My plan was to meet up with my friend from Wales, Liam who had been living in Chachoengsao town for the past few years. Located just 45 minutes from Bangkok airport, I landed and once through immigration was soon on my way via taxi. This cost around £20 and took approx 50 minutes.

I arrived at Chachoengsao train station and 30 seconds later Liam turned up On his moped and I got my first glimpse of the town. It wasn’t much different to places like Nong Khai and Kanchanaburi that I had visited previously.

Stopping off at a 7/11 I grabbed some fun sounding snacks and a cheese toastie, the ultimate Thai snack for foreigners. We made it back to Liam’s cute Thai house and after a quick tour we sat on his little patio drinking Leo beer and catching up.

I was pretty tired after only managing a couple of hours sleep on both planes and after a few hours I needed my bed. I was up late in the morning the next day and Liam had a plan for the day. So off we went on his moped, I didn’t like driving one when I was last in Thailand but I quite enjoyed being chauffered around on the back of his.

Liam took me around the town and showed me some of his fave spots, by early afternoon it was getting super hot so we went to one of his favourite bars, an amazing little place on the river with views of a gorgeous temple called Wat Sathon.

We sat here watching the boats go past drinking some beers with ice to keep them cool. After a couple of hours we decided to leave, though our way back was blocked a bit by a market that had somehow popped up while we were drinking.

As Liam navigated his bike back up through the crowds I walked up, marveling at all the goods on show. Once we were free I got a couple of nice pictures of the temple and we headed back to his place to cool down and get ready for dinner.

Unfortunately about 30 minutes after getting back to Liam’s the sky opened up and rain started pouring down. I knew this would happen as I’m visiting at the back end of rainy season. What we weren’t banking on was the power to go out!

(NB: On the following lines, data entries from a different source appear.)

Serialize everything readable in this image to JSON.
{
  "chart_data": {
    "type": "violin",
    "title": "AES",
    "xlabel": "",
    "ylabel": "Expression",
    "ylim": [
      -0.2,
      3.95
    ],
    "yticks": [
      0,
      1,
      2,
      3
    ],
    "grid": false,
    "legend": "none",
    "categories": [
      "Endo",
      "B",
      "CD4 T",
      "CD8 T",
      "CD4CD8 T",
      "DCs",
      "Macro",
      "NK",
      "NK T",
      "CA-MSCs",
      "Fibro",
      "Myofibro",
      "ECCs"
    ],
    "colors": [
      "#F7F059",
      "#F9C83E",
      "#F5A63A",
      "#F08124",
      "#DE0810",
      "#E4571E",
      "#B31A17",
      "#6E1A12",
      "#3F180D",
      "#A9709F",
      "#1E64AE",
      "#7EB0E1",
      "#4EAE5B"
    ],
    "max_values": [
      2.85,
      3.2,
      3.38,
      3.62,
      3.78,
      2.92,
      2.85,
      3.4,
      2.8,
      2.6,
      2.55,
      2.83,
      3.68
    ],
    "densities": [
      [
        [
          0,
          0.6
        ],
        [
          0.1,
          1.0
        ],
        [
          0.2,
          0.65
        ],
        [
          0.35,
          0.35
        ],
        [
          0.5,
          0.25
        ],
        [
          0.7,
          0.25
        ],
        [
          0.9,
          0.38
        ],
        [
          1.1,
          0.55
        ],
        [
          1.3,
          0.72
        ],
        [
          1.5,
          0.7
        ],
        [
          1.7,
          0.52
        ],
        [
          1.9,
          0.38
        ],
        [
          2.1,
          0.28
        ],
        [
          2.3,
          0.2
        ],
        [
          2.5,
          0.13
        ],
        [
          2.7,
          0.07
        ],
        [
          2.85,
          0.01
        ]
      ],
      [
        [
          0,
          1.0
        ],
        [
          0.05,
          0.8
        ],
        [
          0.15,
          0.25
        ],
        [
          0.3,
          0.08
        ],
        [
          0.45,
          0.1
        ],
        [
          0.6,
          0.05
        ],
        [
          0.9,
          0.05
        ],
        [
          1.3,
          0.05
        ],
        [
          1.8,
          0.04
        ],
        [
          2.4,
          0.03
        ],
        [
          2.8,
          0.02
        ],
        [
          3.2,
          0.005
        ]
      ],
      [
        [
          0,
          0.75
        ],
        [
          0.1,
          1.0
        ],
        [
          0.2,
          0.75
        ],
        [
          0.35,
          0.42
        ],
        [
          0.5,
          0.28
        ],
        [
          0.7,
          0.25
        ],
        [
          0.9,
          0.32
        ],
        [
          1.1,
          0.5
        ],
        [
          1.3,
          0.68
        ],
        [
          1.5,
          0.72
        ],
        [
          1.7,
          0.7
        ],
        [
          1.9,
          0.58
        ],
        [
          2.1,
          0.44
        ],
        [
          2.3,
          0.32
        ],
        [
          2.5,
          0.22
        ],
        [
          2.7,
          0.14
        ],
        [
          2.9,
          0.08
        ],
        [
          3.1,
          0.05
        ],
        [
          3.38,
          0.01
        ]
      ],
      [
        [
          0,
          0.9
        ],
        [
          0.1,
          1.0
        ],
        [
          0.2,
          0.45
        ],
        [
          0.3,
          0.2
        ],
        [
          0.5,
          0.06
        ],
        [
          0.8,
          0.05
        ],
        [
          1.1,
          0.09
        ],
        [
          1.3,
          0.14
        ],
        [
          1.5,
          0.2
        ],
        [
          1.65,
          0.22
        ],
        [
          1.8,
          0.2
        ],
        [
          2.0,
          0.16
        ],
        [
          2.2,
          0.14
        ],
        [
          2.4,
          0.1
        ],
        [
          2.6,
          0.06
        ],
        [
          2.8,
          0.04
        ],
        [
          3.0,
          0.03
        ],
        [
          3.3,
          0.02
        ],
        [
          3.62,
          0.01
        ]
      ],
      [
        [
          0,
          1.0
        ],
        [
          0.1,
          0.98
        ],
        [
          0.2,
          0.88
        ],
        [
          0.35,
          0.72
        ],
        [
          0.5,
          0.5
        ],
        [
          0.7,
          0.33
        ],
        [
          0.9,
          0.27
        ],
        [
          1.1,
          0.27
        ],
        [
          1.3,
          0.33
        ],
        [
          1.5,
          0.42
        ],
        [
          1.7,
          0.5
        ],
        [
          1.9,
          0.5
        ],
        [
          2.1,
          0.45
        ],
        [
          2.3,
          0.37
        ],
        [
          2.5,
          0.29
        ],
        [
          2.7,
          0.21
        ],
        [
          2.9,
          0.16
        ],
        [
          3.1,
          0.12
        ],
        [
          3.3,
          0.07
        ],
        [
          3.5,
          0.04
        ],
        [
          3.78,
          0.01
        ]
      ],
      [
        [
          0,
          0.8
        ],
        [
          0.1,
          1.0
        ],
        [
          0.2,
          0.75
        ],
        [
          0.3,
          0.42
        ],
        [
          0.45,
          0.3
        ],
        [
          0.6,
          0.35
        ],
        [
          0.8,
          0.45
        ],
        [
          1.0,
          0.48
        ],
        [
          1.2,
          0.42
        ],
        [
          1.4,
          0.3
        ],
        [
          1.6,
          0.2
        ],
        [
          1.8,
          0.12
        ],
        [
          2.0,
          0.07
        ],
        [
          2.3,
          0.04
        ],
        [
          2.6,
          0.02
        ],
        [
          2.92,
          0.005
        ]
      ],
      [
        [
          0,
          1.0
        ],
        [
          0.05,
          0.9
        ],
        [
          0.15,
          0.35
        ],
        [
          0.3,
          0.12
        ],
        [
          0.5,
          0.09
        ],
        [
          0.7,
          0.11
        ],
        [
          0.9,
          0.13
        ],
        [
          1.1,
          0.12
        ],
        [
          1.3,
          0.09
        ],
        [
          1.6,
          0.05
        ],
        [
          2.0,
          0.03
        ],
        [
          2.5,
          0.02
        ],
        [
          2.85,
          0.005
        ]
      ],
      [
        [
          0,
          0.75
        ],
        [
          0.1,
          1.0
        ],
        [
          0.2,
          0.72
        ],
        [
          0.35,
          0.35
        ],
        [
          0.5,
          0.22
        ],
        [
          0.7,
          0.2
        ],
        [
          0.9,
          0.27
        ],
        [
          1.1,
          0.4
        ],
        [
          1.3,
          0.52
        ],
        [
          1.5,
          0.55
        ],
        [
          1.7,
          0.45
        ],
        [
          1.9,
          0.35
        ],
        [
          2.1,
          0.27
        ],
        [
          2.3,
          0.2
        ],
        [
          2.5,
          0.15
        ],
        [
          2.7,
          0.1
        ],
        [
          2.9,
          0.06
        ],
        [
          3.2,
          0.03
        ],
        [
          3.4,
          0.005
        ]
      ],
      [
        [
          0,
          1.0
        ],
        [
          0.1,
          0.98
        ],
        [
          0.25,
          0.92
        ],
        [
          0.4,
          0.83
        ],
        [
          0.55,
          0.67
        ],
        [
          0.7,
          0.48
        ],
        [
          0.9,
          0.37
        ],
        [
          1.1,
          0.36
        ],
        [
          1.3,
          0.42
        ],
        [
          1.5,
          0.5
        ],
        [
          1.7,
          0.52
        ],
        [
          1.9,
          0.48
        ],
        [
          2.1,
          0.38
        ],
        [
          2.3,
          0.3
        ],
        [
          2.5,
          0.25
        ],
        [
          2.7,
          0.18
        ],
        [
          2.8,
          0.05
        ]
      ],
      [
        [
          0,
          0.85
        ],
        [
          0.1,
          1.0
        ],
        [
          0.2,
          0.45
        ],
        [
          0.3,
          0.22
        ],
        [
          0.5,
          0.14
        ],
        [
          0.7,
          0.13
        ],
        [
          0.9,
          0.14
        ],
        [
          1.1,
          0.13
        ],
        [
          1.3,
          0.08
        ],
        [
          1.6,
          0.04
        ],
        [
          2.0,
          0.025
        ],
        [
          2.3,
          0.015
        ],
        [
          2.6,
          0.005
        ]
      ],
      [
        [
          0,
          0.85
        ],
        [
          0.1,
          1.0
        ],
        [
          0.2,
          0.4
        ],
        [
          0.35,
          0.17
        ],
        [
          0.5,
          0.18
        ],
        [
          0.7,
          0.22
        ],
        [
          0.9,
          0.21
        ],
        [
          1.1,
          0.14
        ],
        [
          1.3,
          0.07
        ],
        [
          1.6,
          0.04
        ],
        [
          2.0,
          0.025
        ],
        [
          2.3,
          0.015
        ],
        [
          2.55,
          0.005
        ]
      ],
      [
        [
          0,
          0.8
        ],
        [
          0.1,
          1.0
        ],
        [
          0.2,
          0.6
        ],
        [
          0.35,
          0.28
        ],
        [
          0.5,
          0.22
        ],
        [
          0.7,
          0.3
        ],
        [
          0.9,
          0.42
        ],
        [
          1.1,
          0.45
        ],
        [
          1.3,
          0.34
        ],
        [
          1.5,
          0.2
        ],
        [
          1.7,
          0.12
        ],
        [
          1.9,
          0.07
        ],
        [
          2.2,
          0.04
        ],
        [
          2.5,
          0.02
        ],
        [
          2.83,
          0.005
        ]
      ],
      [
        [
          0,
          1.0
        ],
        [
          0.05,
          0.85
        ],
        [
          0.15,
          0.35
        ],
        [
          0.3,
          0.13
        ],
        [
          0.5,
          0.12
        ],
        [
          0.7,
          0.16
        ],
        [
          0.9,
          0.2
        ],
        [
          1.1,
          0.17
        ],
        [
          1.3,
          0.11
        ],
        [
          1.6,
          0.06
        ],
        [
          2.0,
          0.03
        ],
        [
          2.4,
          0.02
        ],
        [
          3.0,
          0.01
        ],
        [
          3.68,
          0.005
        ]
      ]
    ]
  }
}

Sat in darkness with just the occasional lightning flashes and car headlights giving us a glimpse of the outside world we patiently waited for it to calm down before we could set off to the restaurant. As I sat there something landed on my leg, and being the epitome of calm I jumped up shouting before realising it was just a frog. (Liam had told me he’d found a snake in his living room not long ago so that was definitely in my mind)

The rain eased off a little and we were too hungry to not risk going out, praying the power would be on in the town centre. Luckily for us it was and we were soon sat on the river once again in an amazing wooden Thai house.

This was the first test of my vegetarianism, and it wasn’t great. The only dishes on the menu I could eat were fries, an egg salad and some vegetable side dishes and rice.

Luckily for me the egg salad and fried morning glory were super tasty and the rice helped me fill up, my whole meal cost about £7 including 2 beers, I knew that Thailand would be one of the more expensive countries I would be visiting too.

Heading back we were hopeful of the power being back on but as we turned down the road the street lamps were off and the 7/11 closed. Getting back to Liam’s we know we were up early the next day to catch a train to Bangkok so abandoned the evening and went to bed.